Publications

Cloe Cavero de Carondelet
Reframing a Medieval Miracle in Early Modern Spain: The Origins of Our Lady del Sagrario of Toledo

Cloe Cavero’s new book chapter reconstructs the process of transformation of the image of Our Lady del Sagrario into the contact relic of the Virgin’s Descent by examining a series of artistic retoolings and spatial relocations within Toledo Cathedral. 

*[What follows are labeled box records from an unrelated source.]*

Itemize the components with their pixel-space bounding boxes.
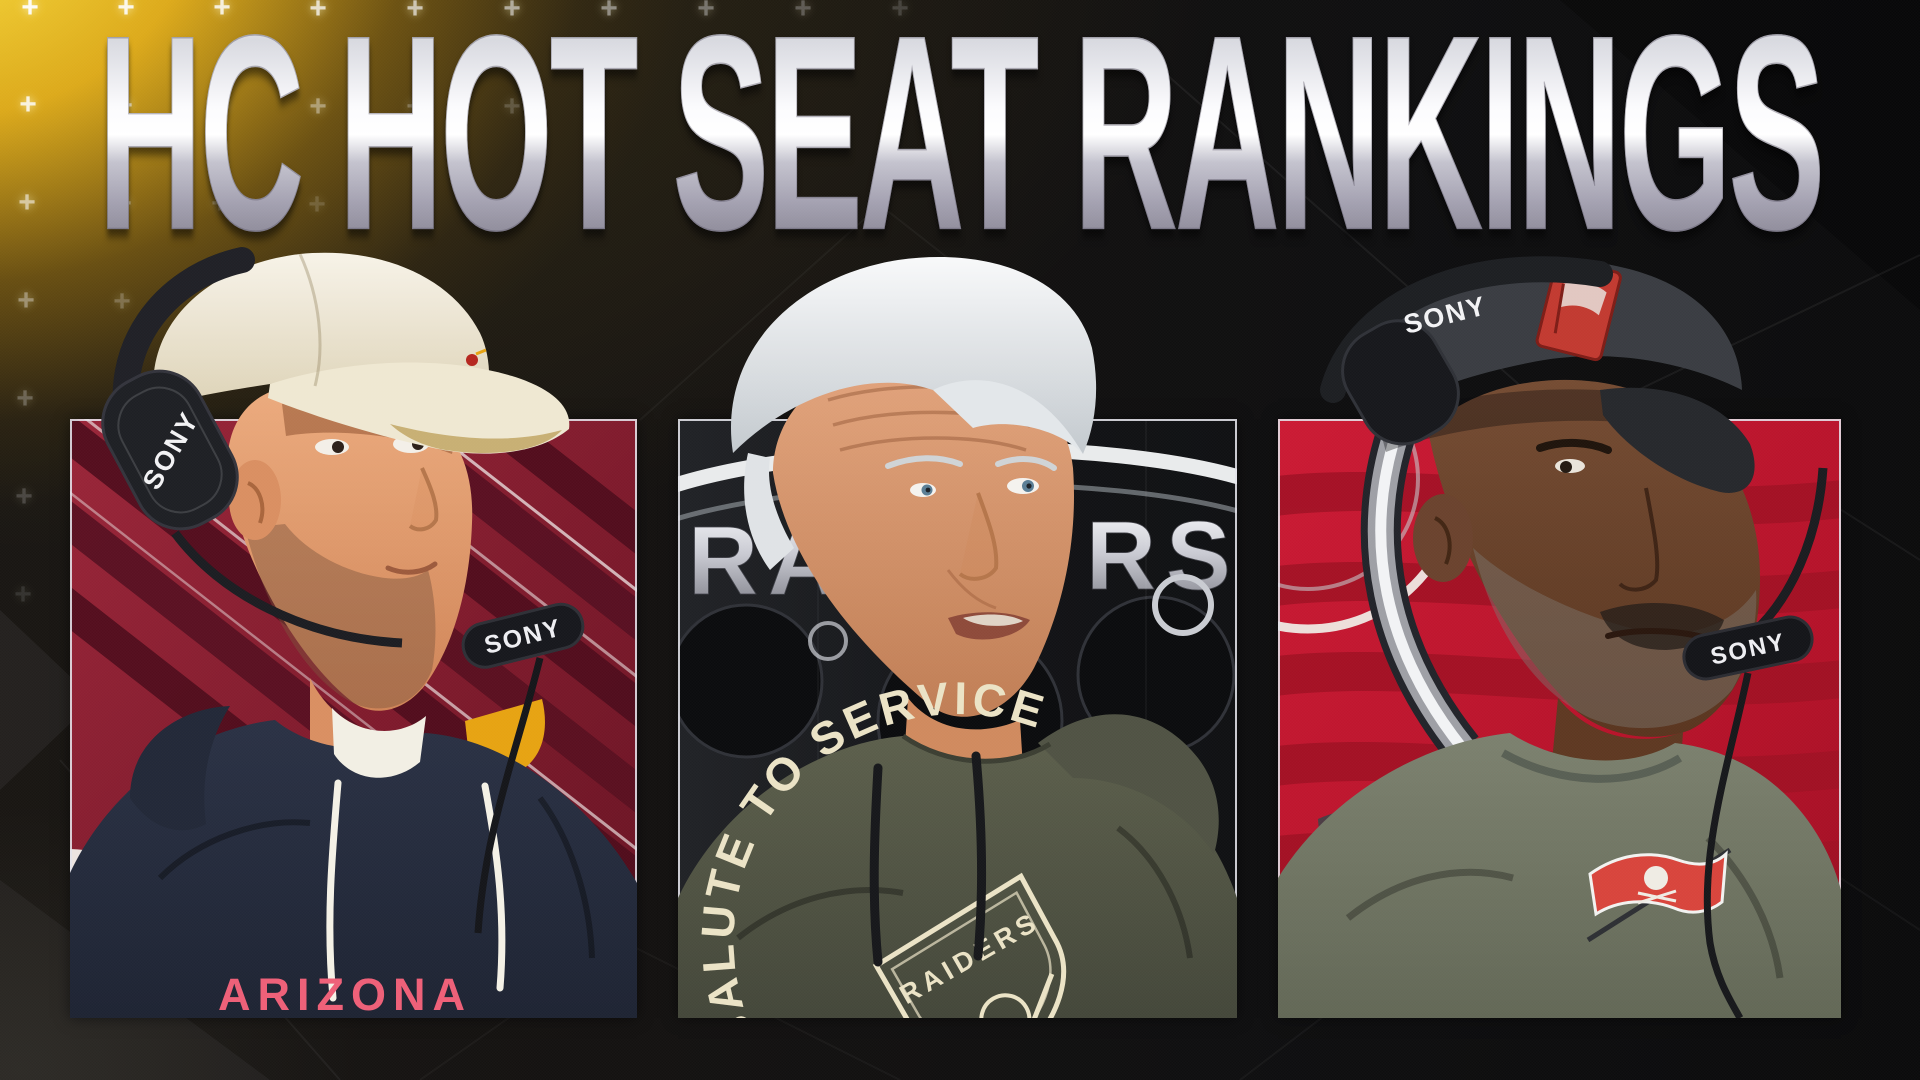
hoodie-drawstring xyxy=(481,782,506,992)
hood-pile xyxy=(1038,714,1219,854)
coach-mouth xyxy=(385,561,438,575)
sparkle-plus-icon: + xyxy=(406,90,424,124)
coach-sideburn xyxy=(744,453,794,570)
sparkle-plus-icon: + xyxy=(15,480,33,513)
sparkle-plus-icon: + xyxy=(309,0,327,26)
sparkle-plus-icon: + xyxy=(794,0,812,26)
coach-beard xyxy=(1473,548,1757,729)
sparkle-plus-icon: + xyxy=(503,90,521,124)
sparkle-plus-icon: + xyxy=(406,0,424,26)
sony-headset-earcup xyxy=(1341,319,1460,446)
sony-headset-mic: SONY xyxy=(461,602,585,669)
sparkle-plus-icon: + xyxy=(115,89,133,123)
coach-portrait-cardinals: SONY SONY ARIZONA xyxy=(70,247,637,1018)
sparkle-plus-icon: + xyxy=(212,89,230,123)
title-banner: HC HOT SEAT RANKINGS xyxy=(97,0,1825,273)
sparkle-plus-icon: + xyxy=(113,285,131,318)
sparkle-plus-icon: + xyxy=(17,284,35,317)
sparkle-plus-icon: + xyxy=(16,382,34,415)
sparkle-plus-icon: + xyxy=(19,88,37,121)
coach-hair xyxy=(730,257,1097,454)
sparkle-plus-icon: + xyxy=(14,578,32,611)
cap-brim xyxy=(268,362,570,454)
coach-portrait-buccaneers: SONY SONY xyxy=(1278,256,1841,1018)
hoodie-drawstring xyxy=(326,779,342,1002)
sparkle-plus-icon: + xyxy=(697,0,715,26)
sparkle-plus-icon: + xyxy=(308,188,326,222)
hoodie-drawstring xyxy=(971,751,987,961)
sparkle-plus-icon: + xyxy=(309,90,327,124)
sparkle-plus-icon: + xyxy=(600,0,618,26)
headset-cord xyxy=(474,657,544,934)
sparkle-plus-icon: + xyxy=(21,0,39,24)
coach-portrait-raiders: SALUTE TO SERVICE RAIDERS xyxy=(678,257,1237,1018)
hoodie-drawstring xyxy=(869,763,883,967)
cap-brim xyxy=(1600,387,1755,493)
photo-card-cardinals: SONY SONY ARIZONA xyxy=(70,247,637,1018)
coach-nose xyxy=(408,467,439,532)
coach-hoodie xyxy=(70,720,637,1018)
sparkle-plus-icon: + xyxy=(503,0,521,26)
headset-boom-arm xyxy=(171,530,403,648)
headset-boom-arm xyxy=(1748,467,1828,638)
photo-card-buccaneers: SONY SONY xyxy=(1278,256,1841,1018)
arizona-wordmark: ARIZONA xyxy=(218,969,472,1018)
sony-headset-mic: SONY xyxy=(1682,615,1814,681)
coach-hoodie xyxy=(678,736,1237,1018)
sparkle-plus-icon: + xyxy=(213,0,231,25)
headset-cord xyxy=(1703,672,1752,1018)
tee-neckline xyxy=(1501,749,1683,783)
sparkle-plus-icon: + xyxy=(114,187,132,221)
sparkle-plus-icon: + xyxy=(891,0,909,26)
coach-ear xyxy=(229,460,281,540)
page-title: HC HOT SEAT RANKINGS xyxy=(97,0,1825,273)
photo-card-raiders: RA RS xyxy=(678,257,1237,1018)
sparkle-plus-icon: + xyxy=(18,186,36,219)
coach-tee xyxy=(1278,733,1841,1018)
coach-stubble xyxy=(245,524,436,709)
coach-ear xyxy=(1413,494,1473,582)
cap-brim-underside xyxy=(390,424,562,454)
sparkle-plus-icon: + xyxy=(211,187,229,221)
sony-headset-earcup: SONY xyxy=(101,369,239,531)
coach-face xyxy=(227,384,473,711)
sign-speaker-circle xyxy=(678,603,824,759)
sign-ring xyxy=(1152,574,1214,636)
coach-nose xyxy=(1618,487,1660,592)
coach-nose xyxy=(958,492,999,581)
tee-collar xyxy=(332,708,426,778)
sparkle-plus-icon: + xyxy=(117,0,135,25)
coach-brows xyxy=(885,455,1057,471)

The archbishops and cathedral canons of Toledo, who endorsed transforming the image’s status, accomplished a twofold goal: to supply the Spanish Cathedral with new relics of the Virgin’s Descent after centuries of relic scantiness, and to fulfill the increasingly compelling need for miraculous cult images in late sixteenth-century Spain. At least from the thirteenth to approximately the turn of the seventeenth century, Toledo Cathedral lacked a preeminent relic by means of which to venerate the Virgin’s Descent into the local space. This article explores how a series of cultic reconsiderations, relic inventions, artistic retoolings, and spatial relocations within Toledo Cathedral reconfigured the wooden image of Our Lady del Sagrario as a contact relic of the Virgin’s touch. Remarkably, Our Lady del Sagrario became the prevailing sacred image to orient the liturgical space and to testify to the historical narratives of the new Sagrario chapel.

 

Cloe Cavero de Carondelet, Reframing a Medieval Miracle in Early Modern Spain: The Origins of Our Lady del Sagrario of Toledo, in The Interaction of Art and Relics in Late Medieval and Early Modern Art, edited by Livia Stoenescu, Turnhout: Brepols, 2020, 29-49.

This book chapter is in close dialogue with the arguments discussed in Cloe Cavero’s article The Virgin Embracing the Virgin: Eugenio Cajés’ Short-Lived Iconography of Our Lady del Sagrario in Counter-Reformation Toledo, Bulletin of Spanish Studies 96:6, 2019, 921-950.